Each day that I spent in Prague revealed more of the city’s fairy tale landscape and its centuries-long history. My first view of the city was from the Charles Bridge and I was convinced it was the loveliest, most evocative view of Prague, but every subsequent day revealed new and equally enchanting vistas.
Prague is a city divided by the Vltava River, and the sinewy river is the central artery of the city, around which it has developed for the past millennium. Whether from the Charles Bridge or another of the city’s bridges, I quickly learned that the best way to see Prague was from the water, from the river that is its heart.
From the right bank of the Vltava, I found that I could set up my tripod and capture sweeping views of many of the city’s most beautiful sites. From the right bank, I could capture Prague Castle and St. Vitus Cathedral, soaring above the city. It’s believed to be the oldest castle in Europe, built in the ninth century. For many visitors, the spires of St. Vitus represent Prague Castle, but the castle in fact occupies a vast compound of government and religious buildings at the city’s zenith. The castle and its surrounding buildings are the most recognizable structures on the city’s skyline.

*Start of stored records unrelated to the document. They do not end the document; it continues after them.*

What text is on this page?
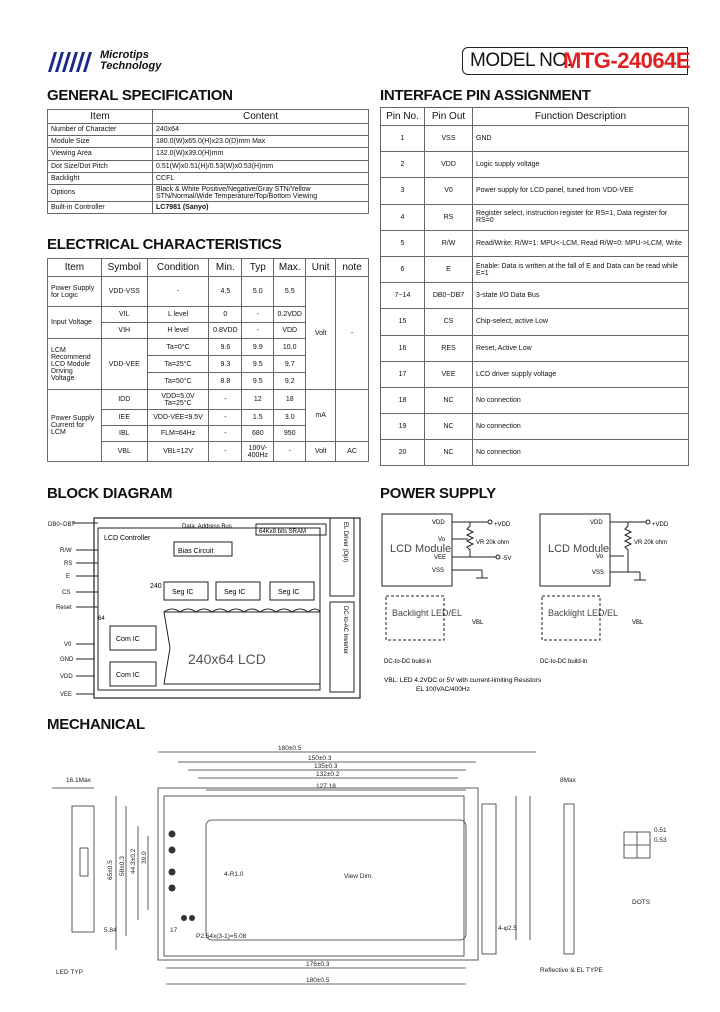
Microtips
Technology	MODEL NO.
MTG-24064E
GENERAL SPECIFICATION
Item	Content
Number of Character	240x64
Module Size	180.0(W)x65.0(H)x23.0(D)mm Max
Viewing Area	132.0(W)x39.0(H)mm
Dot Size/Dot Pitch	0.51(W)x0.51(H)/0.53(W)x0.53(H)mm
Backlight	CCFL
Options	Black & White Positive/Negative/Gray STN/Yellow STN/Normal/Wide Temperature/Top/Bottom Viewing
Built-in Controller	LC7981 (Sanyo)
ELECTRICAL CHARACTERISTICS
Item	Symbol	Condition	Min.	Typ	Max.	Unit	note
Power Supply for Logic	VDD-VSS	-	4.5	5.0	5.5	Volt	-
Input Voltage	VIL	L level	0	-	0.2VDD		
	VIH	H level	0.8VDD	-	VDD		
LCM Recommend LCD Module Driving Voltage	VDD-VEE	Ta=0°C	9.6	9.9	10.0		
		Ta=25°C	9.3	9.5	9.7		
		Ta=50°C	8.8	9.5	9.2		
Power Supply Current for LCM	IDD	VDD=5.0V Ta=25°C	-	12	18	mA	
	IEE	VDD-VEE=9.5V	-	1.5	3.0		
	IBL	FLM=64Hz	-	680	950		
	VBL	VBL=12V	-	100V-400Hz	-	Volt	AC
INTERFACE PIN ASSIGNMENT
Pin No.	Pin Out	Function Description
1	VSS	GND
2	VDD	Logic supply voltage
3	V0	Power supply for LCD panel, tuned from VDD-VEE
4	RS	Register select, instruction register for RS=1, Data register for RS=0
5	R/W	Read/Write: R/W=1: MPU<-LCM, Read R/W=0: MPU->LCM, Write
6	E	Enable: Data is written at the fall of E and Data can be read while E=1
7~14	DB0~DB7	3-state I/O Data Bus
15	CS	Chip-select, active Low
16	RES	Reset, Active Low
17	VEE	LCD driver supply voltage
18	NC	No connection
19	NC	No connection
20	NC	No connection
BLOCK DIAGRAM
DB0~DB7
R/W
RS
E
CS
Reset
V0
GND
VDD
VEE
LCD Controller
Data, Address Bus
64Kx8 bits SRAM
Bias Circuit
240
Seg IC	Seg IC	Seg IC
240x64 LCD
Com IC
Com IC
64
EL Driver (Opt)
DC-to-AC Inverter
POWER SUPPLY
LCD Module
VDD
Vo
VEE
VSS
+VDD
-5V
VR 20k ohm
Backlight LED/EL
VBL
DC-to-DC build-in
LCD Module
VDD
Vo
VSS
+VDD
VR 20k ohm
Backlight LED/EL
VBL
DC-to-DC build-in
VBL: LED 4.2VDC or 5V with current-limiting Resistors
EL 100VAC/400Hz
MECHANICAL
180±0.5
150±0.3
135±0.3
132±0.2
127.18
16.1Max	8Max
65±0.5 58±0.3 44.3±0.2 39.0
4-R1.0	View Dim.
5.84	17
P2.54x(3-1)=5.08
176±0.3
180±0.5
4-φ2.5
0.51
0.53
LED TYP	Reflective & EL TYPE
DOTS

As I explored Prague, I found myself thinking about history and the passage of time. For more than a thousand years, a city has occupied the banks of the Vltava, a longer span of time than many countries have existed. In its long history, Prague has withstood invasions and oppressive regimes, and it remains one of the loveliest in Europe. Walking the streets of Prague is a lesson in the expanse of time, a reminder of the brief span of time we occupy.
Lost in my thoughts of time and history and completely enthralled by this beautiful city, I continued walking its ancient streets.